Where the voices of many women were silenced throughout history, Gloria! sings their stories from the rooftops. Screening as part of the 10th Italian Film Festival, the subtitled film begins in 1800 with the rhythms of everyday life in Venice’s Sant Ignazio College, a religious institution for girls overseen by stern priest Perlina (Paolo Rossi). Mute Teresa (Galatéa Bellugi) is at the centre of it all, a powerless servant girl trapped in a hostile environment who yearns to be the conductor of her own world. Longing to be a part of the all-women orphanage orchestra, she arranges the sounds that accompany her daily duties into drumlines and choruses. When Perlina becomes distracted by preparations for the arrival of the newly enthroned Pope, Teresa and a quartet of students begin secretly gathering each night to take turns on the piano they find hidden in the cellar, their clandestine sessions revealing hidden truths, giving birth to new compositions, and setting the girls on a new path towards autonomy.

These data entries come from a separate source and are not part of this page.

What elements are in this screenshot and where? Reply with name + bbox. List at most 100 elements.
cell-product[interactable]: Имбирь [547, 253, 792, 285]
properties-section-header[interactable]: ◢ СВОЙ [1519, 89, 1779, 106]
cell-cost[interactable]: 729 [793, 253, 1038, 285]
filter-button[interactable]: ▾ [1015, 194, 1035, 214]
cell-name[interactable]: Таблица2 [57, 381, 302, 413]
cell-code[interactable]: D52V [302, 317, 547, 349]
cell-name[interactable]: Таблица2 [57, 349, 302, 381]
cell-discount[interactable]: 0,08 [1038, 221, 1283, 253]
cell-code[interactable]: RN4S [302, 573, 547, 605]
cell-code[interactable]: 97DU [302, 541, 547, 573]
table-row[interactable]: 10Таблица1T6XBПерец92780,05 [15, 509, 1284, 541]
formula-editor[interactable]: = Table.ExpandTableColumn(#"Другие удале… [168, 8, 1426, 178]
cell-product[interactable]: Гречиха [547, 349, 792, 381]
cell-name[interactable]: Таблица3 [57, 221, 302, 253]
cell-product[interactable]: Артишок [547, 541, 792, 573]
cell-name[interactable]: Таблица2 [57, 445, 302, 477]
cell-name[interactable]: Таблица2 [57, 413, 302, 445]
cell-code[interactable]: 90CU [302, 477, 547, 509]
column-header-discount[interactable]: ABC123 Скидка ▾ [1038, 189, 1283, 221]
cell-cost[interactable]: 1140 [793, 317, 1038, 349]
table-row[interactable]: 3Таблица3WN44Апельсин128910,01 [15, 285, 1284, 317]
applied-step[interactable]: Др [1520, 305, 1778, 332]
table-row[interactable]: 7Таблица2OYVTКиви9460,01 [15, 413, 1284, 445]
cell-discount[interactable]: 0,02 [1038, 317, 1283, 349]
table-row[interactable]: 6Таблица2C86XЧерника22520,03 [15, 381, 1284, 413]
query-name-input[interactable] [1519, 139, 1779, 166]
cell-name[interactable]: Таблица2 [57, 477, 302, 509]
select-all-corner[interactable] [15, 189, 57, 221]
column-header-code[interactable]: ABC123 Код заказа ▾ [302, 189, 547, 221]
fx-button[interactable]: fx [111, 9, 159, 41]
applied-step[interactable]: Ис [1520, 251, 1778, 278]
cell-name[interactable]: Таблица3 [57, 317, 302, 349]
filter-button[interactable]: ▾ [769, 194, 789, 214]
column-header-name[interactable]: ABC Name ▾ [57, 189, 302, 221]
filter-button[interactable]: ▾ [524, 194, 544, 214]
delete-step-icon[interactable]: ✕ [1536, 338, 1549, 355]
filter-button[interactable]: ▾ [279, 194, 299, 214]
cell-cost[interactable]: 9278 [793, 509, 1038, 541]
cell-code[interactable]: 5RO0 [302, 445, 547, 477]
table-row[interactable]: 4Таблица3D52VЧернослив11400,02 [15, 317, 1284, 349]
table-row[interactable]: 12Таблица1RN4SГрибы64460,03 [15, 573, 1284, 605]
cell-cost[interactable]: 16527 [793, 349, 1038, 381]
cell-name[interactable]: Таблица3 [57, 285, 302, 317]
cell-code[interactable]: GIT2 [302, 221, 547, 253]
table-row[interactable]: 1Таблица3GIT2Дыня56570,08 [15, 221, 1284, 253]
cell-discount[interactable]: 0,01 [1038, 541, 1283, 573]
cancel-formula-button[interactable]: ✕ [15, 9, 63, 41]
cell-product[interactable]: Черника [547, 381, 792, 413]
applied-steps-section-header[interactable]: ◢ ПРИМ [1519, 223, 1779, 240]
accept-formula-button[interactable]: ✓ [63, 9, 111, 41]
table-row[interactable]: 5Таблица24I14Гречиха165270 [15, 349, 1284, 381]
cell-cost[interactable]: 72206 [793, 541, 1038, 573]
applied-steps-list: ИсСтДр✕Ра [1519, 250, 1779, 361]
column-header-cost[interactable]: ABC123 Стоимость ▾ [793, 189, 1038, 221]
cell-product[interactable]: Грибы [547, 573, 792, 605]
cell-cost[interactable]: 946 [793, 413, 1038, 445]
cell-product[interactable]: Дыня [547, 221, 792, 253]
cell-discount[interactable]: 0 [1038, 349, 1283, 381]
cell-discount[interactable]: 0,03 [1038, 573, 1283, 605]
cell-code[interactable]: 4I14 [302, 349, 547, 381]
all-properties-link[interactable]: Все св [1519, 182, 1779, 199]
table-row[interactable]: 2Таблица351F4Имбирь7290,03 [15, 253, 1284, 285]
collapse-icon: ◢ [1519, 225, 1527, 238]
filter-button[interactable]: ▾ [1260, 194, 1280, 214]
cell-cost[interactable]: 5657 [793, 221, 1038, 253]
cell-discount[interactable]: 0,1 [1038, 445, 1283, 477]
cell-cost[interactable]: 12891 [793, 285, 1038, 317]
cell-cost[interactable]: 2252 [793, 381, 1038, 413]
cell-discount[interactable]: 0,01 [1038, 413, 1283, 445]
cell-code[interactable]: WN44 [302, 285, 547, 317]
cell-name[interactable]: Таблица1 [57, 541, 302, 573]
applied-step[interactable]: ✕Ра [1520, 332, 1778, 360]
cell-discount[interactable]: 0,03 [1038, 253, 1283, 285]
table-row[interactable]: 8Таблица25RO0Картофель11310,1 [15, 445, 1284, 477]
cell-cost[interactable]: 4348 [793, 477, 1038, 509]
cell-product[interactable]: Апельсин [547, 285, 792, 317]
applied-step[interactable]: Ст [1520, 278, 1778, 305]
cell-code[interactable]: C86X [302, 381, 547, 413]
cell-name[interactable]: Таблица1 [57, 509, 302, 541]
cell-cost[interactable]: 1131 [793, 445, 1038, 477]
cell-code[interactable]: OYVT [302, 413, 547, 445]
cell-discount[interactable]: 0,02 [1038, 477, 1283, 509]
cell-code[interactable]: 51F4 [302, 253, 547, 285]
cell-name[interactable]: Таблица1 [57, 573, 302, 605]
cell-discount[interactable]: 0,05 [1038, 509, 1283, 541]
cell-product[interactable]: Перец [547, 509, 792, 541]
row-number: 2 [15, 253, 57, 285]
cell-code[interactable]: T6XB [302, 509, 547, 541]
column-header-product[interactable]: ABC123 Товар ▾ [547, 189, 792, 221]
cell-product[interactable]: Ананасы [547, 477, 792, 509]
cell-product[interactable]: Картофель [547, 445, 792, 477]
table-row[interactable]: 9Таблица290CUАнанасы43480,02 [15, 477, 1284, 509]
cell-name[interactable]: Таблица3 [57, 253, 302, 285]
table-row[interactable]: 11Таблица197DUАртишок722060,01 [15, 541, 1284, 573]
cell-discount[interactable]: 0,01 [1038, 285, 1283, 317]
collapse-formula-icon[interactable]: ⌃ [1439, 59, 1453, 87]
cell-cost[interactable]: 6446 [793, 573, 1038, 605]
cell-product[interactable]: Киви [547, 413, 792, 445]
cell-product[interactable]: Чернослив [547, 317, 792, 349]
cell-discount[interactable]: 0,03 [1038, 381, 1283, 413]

Celebrating the lives of the many Italian women written out of the margins of music history, Gloria! speaks to anyone who has felt restrained, underestimated, and silenced. Teresa and her newfound companions Lucia (Carlotta Gamba), Bettina (Veronica Lucchesi), Marietta (Maria Vittoria Dallasta), and Prudenza (Sara Mafodda) fizz with a chemistry rivalling even the most practised quintet. Each a powerful presence in her own right, together they capture the magic of girlhood in a way that is both tender and tenacious.
Cinematographer Gianluca Palma and production designers Susanna Abenavoli and Luca Servino juxtapose shadows with highlights, giving the midnight corners more brilliance and comfort than the stark, gleaming halls of the daylight-flooded college. Director Margherita Vicario and Anita Rivaroli’s intentionally anachronistic script is sharp and scintillating, the story humming along adagio, accelerando into a crescendo that resounds with relief, vindication, and freedom.
It would be hard not to smile by the time Gloria! reaches its final note. The music that flows forth from Margherita Vicario’s directorial debut is not the dirge of a long-suppressed song but a joyous, revolutionary riot that dares viewers to shout along in solidarity.